Nuovamente quella sensazione di vuoto la colse all'improvviso, facendo tremare appena quel corpo freddo e senza battito, che ancora si perdeva nel mondo dei vivi.
Nessun amore, nessuna vita per l'essere, che volutamente era diventata.
Un'ennesima infelice regina di cuori, una falsa protagonista, ormai diventata l'ombra di sé stessa.
Nessun conforto, nessun futuro.
Solo un incolmabile vuoto dell anima, che la semplice invidia e l'astio non potevano scacciare.

Aveva creduto d'amare un tempo lontano, quell'uomo infelice, il coniglio bianco la sua guida verso la propria fantasia. Quel mondo dove si era rintanata a forza le si stava ritorcendo contro, come una lama a doppio taglio, mura difensive con un enorme difetto.
L'isolamento volontario ed il distacco dal mondo reale, dove non riusciva a sopportare il pensiero di restare, soffrire, per poi morire sola, ma alla fin fine stava accadendo anche in quel luogo ormai freddo.
Quel disfacimento dell'anima era ben peggiore di quello della carne, un'impotenza che la sfiniva nel profondo.

Aggrapparsi a delle fantasie le rendeva meno penosa la fine, in quella foresta oscura rischiarata a fatica da una falce di luna, il regno del lupo.
Manto scuro come la notte, zanne lucide ed affilate come delle lame.
Un ottimo aguzzino a cui abbandonare la propria vita.
Nessuna voce di conforto la raggiungeva, quel suono l'aveva dimenticato da tempo e che le mancava terribilmente.

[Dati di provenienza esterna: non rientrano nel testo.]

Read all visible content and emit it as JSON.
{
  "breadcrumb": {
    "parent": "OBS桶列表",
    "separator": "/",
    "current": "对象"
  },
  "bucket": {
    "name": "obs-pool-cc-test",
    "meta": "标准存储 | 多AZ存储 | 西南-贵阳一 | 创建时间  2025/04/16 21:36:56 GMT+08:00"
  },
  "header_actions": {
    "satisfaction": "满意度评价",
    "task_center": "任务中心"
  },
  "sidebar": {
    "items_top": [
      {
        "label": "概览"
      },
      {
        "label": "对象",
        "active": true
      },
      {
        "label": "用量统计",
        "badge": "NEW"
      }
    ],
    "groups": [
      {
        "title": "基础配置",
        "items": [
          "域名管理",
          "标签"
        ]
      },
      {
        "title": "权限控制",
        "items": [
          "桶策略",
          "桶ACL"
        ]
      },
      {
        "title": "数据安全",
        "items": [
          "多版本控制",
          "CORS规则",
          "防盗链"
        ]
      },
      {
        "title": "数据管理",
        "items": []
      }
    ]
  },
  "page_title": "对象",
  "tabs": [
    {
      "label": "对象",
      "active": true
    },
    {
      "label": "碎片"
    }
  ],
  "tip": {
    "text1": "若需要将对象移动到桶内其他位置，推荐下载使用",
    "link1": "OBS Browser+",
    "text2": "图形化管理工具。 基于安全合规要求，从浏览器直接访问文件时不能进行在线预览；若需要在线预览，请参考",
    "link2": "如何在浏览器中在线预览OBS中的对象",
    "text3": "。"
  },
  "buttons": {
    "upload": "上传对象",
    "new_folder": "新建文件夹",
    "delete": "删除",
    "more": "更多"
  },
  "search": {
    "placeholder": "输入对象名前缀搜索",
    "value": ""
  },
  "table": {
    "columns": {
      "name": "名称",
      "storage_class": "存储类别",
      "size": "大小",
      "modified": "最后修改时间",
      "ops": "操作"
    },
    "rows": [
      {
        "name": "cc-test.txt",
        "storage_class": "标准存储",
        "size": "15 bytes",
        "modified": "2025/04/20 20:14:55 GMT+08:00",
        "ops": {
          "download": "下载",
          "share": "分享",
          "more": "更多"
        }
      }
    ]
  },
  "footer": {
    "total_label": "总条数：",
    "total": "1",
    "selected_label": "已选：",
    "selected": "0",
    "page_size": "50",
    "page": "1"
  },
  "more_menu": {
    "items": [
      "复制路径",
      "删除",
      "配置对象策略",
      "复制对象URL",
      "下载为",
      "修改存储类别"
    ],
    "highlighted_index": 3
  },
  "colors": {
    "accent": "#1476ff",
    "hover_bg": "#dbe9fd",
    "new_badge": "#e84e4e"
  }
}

Ogni passo fatto verso il suo patibolo l'accompagnava uno scricchiolio di foglie secche, di ossa rotte nella foga, di grida spezzate dall'amorevole madre qual era la morte. Avvertiva già il gelo del suo abbraccio sulla pelle nuda, nel freddo di quella notte con fin troppe spettatrici, stelle dispettose e vigili. Si fermò in uno spiazzo, sola, ma ancora per poco, tra i suoni della notte udiva dei passi veloci e flebili, respiro leggero.
Sorrise, sospirò in modo liberatorio e sollevata in parte da quel peso, si abbracciò le spalle riuscendo a coprire in parte la propria vulnerabilità, quella nudità volontaria. Non le servivano scudi inutili per una sorte già decisa.

Si perse in quegli occhi lucidi e profondi, carichi di una muta curiosità, indagatori ed appena freddi, come tutto il resto in quel posto. Un istante d'intimità tra preda e predatore, talmente surreale da sembrare falso, ma ad entrambi non importava.
Aspettavano con impazienza la danza famelica, che sarebbe iniziata a breve, senza più spettatori irraggiungibili e muti.

*

Le zanne dilaniano la carne, strappano budella e rompono ossa, il lupo affamato si ciba di una preda docile, senza bisogno di sforzi. Si sazia di quella carne giovane e di quel sangue dolce, quasi come se non ne avesse mai abbastanza.
Chiude gli occhi, respirando profondamente, per poi riaprirli liberato dal morbo dilaniatore della fanciulla, quello spettro che si ritrova davanti ogni notte.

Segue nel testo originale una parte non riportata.